The party was united. Progressives and conservatives were acting together, and the convention was in the happiest of moods. It was generally understood that Justice Hughes would be nominated if he could be induced to resign from the Supreme Court and accept.
The presiding officer of the convention was Senator Warren G. Harding.
He made a very acceptable keynote speech. His fine appearance, his fairness, justice, and good temper as presiding officer captured the convention. There was a universal sentiment that if Hughes declined the party could do no better than to nominate Senator Harding. It was this impression among the delegates, many of whom were also members of the convention of 1920, which led to the selection as the convention's candidate for president of Warren G. Harding.
My good mother was a Presbyterian and a good Calvinist. She believed and impressed upon me the certainty of special Providence.
It is hard for a Republican to think that the election of Woodrow Wilson was a special Providence, but if our candidate, Mr. Hughes, had been elected he would have had a hostile Democratic majority in Congress.
When the United States went into the war, as it must have done, the president would have been handicapped by this pacifist Congress.

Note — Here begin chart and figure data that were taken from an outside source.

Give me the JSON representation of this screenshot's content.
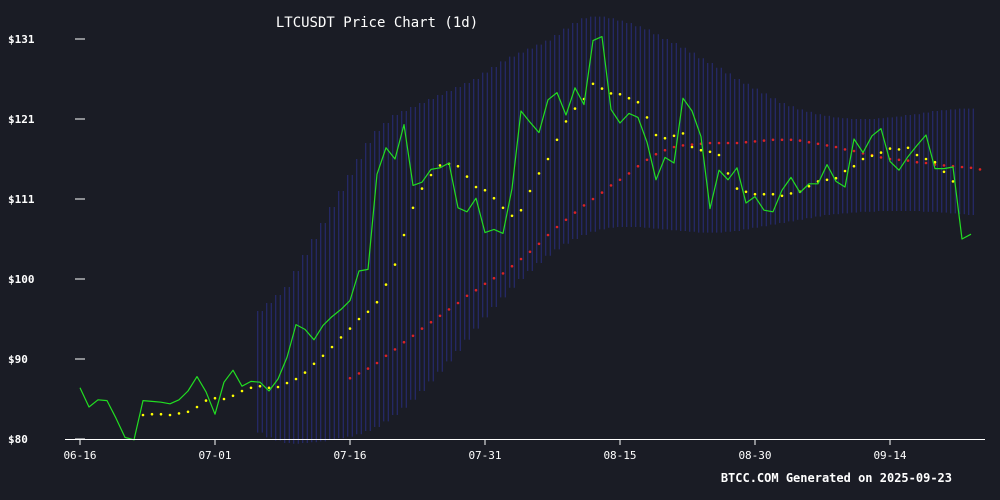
{
  "chart_data": {
    "type": "line",
    "title": "LTCUSDT Price Chart (1d)",
    "footer": "BTCC.COM Generated on 2025-09-23",
    "x_tick_labels": [
      "06-16",
      "07-01",
      "07-16",
      "07-31",
      "08-15",
      "08-30",
      "09-14"
    ],
    "y_tick_labels": [
      "$80",
      "$90",
      "$100",
      "$111",
      "$121",
      "$131"
    ],
    "ylim": [
      80,
      131
    ],
    "grid": false,
    "colors": {
      "background": "#1a1c25",
      "price": "#22dd22",
      "short_ma": "#ffff00",
      "long_ma": "#dd2222",
      "band": "#2a2f8a",
      "axis": "#ffffff"
    },
    "series": [
      {
        "key": "price",
        "values": [
          86.4,
          84.0,
          84.9,
          84.8,
          82.6,
          80.2,
          79.9,
          84.8,
          84.7,
          84.6,
          84.4,
          84.9,
          86.0,
          87.8,
          85.9,
          83.1,
          87.1,
          88.6,
          86.6,
          87.2,
          87.1,
          86.0,
          87.5,
          90.2,
          94.3,
          93.7,
          92.4,
          94.2,
          95.3,
          96.2,
          97.3,
          101.0,
          101.2,
          113.1,
          116.4,
          115.0,
          119.3,
          111.7,
          112.1,
          113.7,
          113.9,
          114.5,
          108.9,
          108.4,
          110.1,
          105.8,
          106.2,
          105.7,
          111.3,
          121.0,
          119.6,
          118.3,
          122.4,
          123.3,
          120.5,
          123.9,
          121.8,
          129.8,
          130.3,
          121.2,
          119.5,
          120.7,
          120.2,
          117.1,
          112.4,
          115.2,
          114.5,
          122.6,
          121.0,
          117.8,
          108.8,
          113.6,
          112.4,
          113.9,
          109.5,
          110.3,
          108.6,
          108.4,
          111.1,
          112.7,
          110.8,
          111.9,
          111.9,
          114.3,
          112.2,
          111.5,
          117.5,
          115.8,
          117.9,
          118.8,
          114.7,
          113.6,
          115.3,
          116.7,
          118.0,
          113.8,
          113.8,
          114.0,
          105.0,
          105.6
        ]
      },
      {
        "key": "short_ma",
        "start_index": 7,
        "values": [
          83.0,
          83.1,
          83.1,
          83.0,
          83.2,
          83.4,
          84.0,
          84.8,
          85.1,
          85.0,
          85.4,
          86.0,
          86.4,
          86.6,
          86.4,
          86.5,
          87.0,
          87.5,
          88.3,
          89.4,
          90.4,
          91.5,
          92.7,
          93.8,
          95.0,
          95.9,
          97.1,
          99.3,
          101.8,
          105.5,
          108.9,
          111.3,
          113.0,
          114.2,
          114.4,
          114.1,
          112.8,
          111.5,
          111.1,
          110.1,
          108.9,
          107.9,
          108.6,
          111.0,
          113.2,
          115.0,
          117.4,
          119.7,
          121.3,
          122.5,
          124.4,
          123.8,
          123.2,
          123.1,
          122.6,
          122.1,
          120.2,
          118.0,
          117.6,
          117.9,
          118.2,
          116.5,
          116.1,
          115.9,
          115.5,
          113.2,
          111.3,
          110.9,
          110.6,
          110.6,
          110.6,
          110.4,
          110.7,
          110.9,
          111.6,
          112.2,
          112.4,
          112.6,
          113.5,
          114.1,
          115.0,
          115.4,
          115.8,
          116.3,
          116.2,
          116.4,
          115.5,
          115.0,
          114.6,
          113.4,
          112.2
        ]
      },
      {
        "key": "long_ma",
        "start_index": 30,
        "values": [
          87.6,
          88.2,
          88.8,
          89.5,
          90.4,
          91.2,
          92.1,
          92.9,
          93.8,
          94.6,
          95.4,
          96.2,
          97.0,
          97.9,
          98.6,
          99.4,
          100.1,
          100.7,
          101.6,
          102.5,
          103.4,
          104.4,
          105.5,
          106.5,
          107.4,
          108.3,
          109.2,
          110.0,
          110.8,
          111.7,
          112.4,
          113.2,
          114.1,
          114.9,
          115.6,
          116.1,
          116.5,
          116.7,
          116.8,
          116.9,
          117.0,
          117.0,
          117.0,
          117.0,
          117.1,
          117.2,
          117.3,
          117.4,
          117.4,
          117.4,
          117.3,
          117.1,
          116.9,
          116.7,
          116.5,
          116.2,
          116.0,
          115.7,
          115.5,
          115.2,
          115.0,
          114.9,
          114.8,
          114.6,
          114.5,
          114.3,
          114.2,
          114.1,
          114.0,
          113.9,
          113.7
        ]
      },
      {
        "key": "band",
        "start_index": 20,
        "upper": [
          96,
          97,
          98,
          99,
          101,
          103,
          105,
          107,
          109,
          111,
          113,
          115,
          117,
          118.5,
          119.5,
          120.5,
          121,
          121.5,
          122,
          122.5,
          123,
          123.5,
          124,
          124.5,
          125,
          125.8,
          126.5,
          127.2,
          127.8,
          128.3,
          128.8,
          129.3,
          129.8,
          130.5,
          131.3,
          132,
          132.6,
          132.8,
          132.8,
          132.6,
          132.3,
          132,
          131.6,
          131.2,
          130.6,
          130,
          129.5,
          128.9,
          128.3,
          127.6,
          127,
          126.4,
          125.7,
          125,
          124.4,
          123.8,
          123.2,
          122.6,
          122,
          121.6,
          121.2,
          120.9,
          120.6,
          120.4,
          120.2,
          120.1,
          120,
          120,
          120,
          120.1,
          120.2,
          120.3,
          120.5,
          120.6,
          120.8,
          121,
          121.1,
          121.2,
          121.3,
          121.3
        ],
        "lower": [
          80.8,
          80.2,
          79.8,
          79.5,
          79.4,
          79.5,
          79.6,
          79.7,
          79.9,
          80.1,
          80.3,
          80.6,
          81,
          81.5,
          82.2,
          83,
          83.9,
          84.9,
          86,
          87.2,
          88.4,
          89.7,
          91,
          92.4,
          93.8,
          95.2,
          96.5,
          97.7,
          98.9,
          100,
          101,
          102,
          102.9,
          103.7,
          104.4,
          105,
          105.5,
          105.9,
          106.2,
          106.4,
          106.5,
          106.5,
          106.5,
          106.4,
          106.3,
          106.2,
          106.1,
          106,
          105.9,
          105.8,
          105.8,
          105.8,
          105.9,
          106,
          106.2,
          106.4,
          106.6,
          106.8,
          107,
          107.2,
          107.4,
          107.6,
          107.8,
          108,
          108.1,
          108.2,
          108.3,
          108.4,
          108.4,
          108.5,
          108.5,
          108.5,
          108.5,
          108.5,
          108.4,
          108.4,
          108.3,
          108.2,
          108.1,
          108
        ]
      }
    ]
  }
}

The draft would have been refused, without which our army of four millions could not have been raised. The autocratic measures necessary for the conduct of the war would have been denied.
With the conflict between the executive and Congress, our position would have been impossible and indefensible.
I had a personal experience in the convention. Chairman Harding sent one of the secretaries to me with a message that there was an interval of about an hour when the convention would have nothing to do. It was during such a period the crank had his opportunity and the situation was dangerous, and he wished me to come to the platform and fill as much of that hour as possible. I refused on the ground that I was wholly unprepared, and it would be madness to attempt to speak to fourteen thousand people in the hall and a hundred million outside.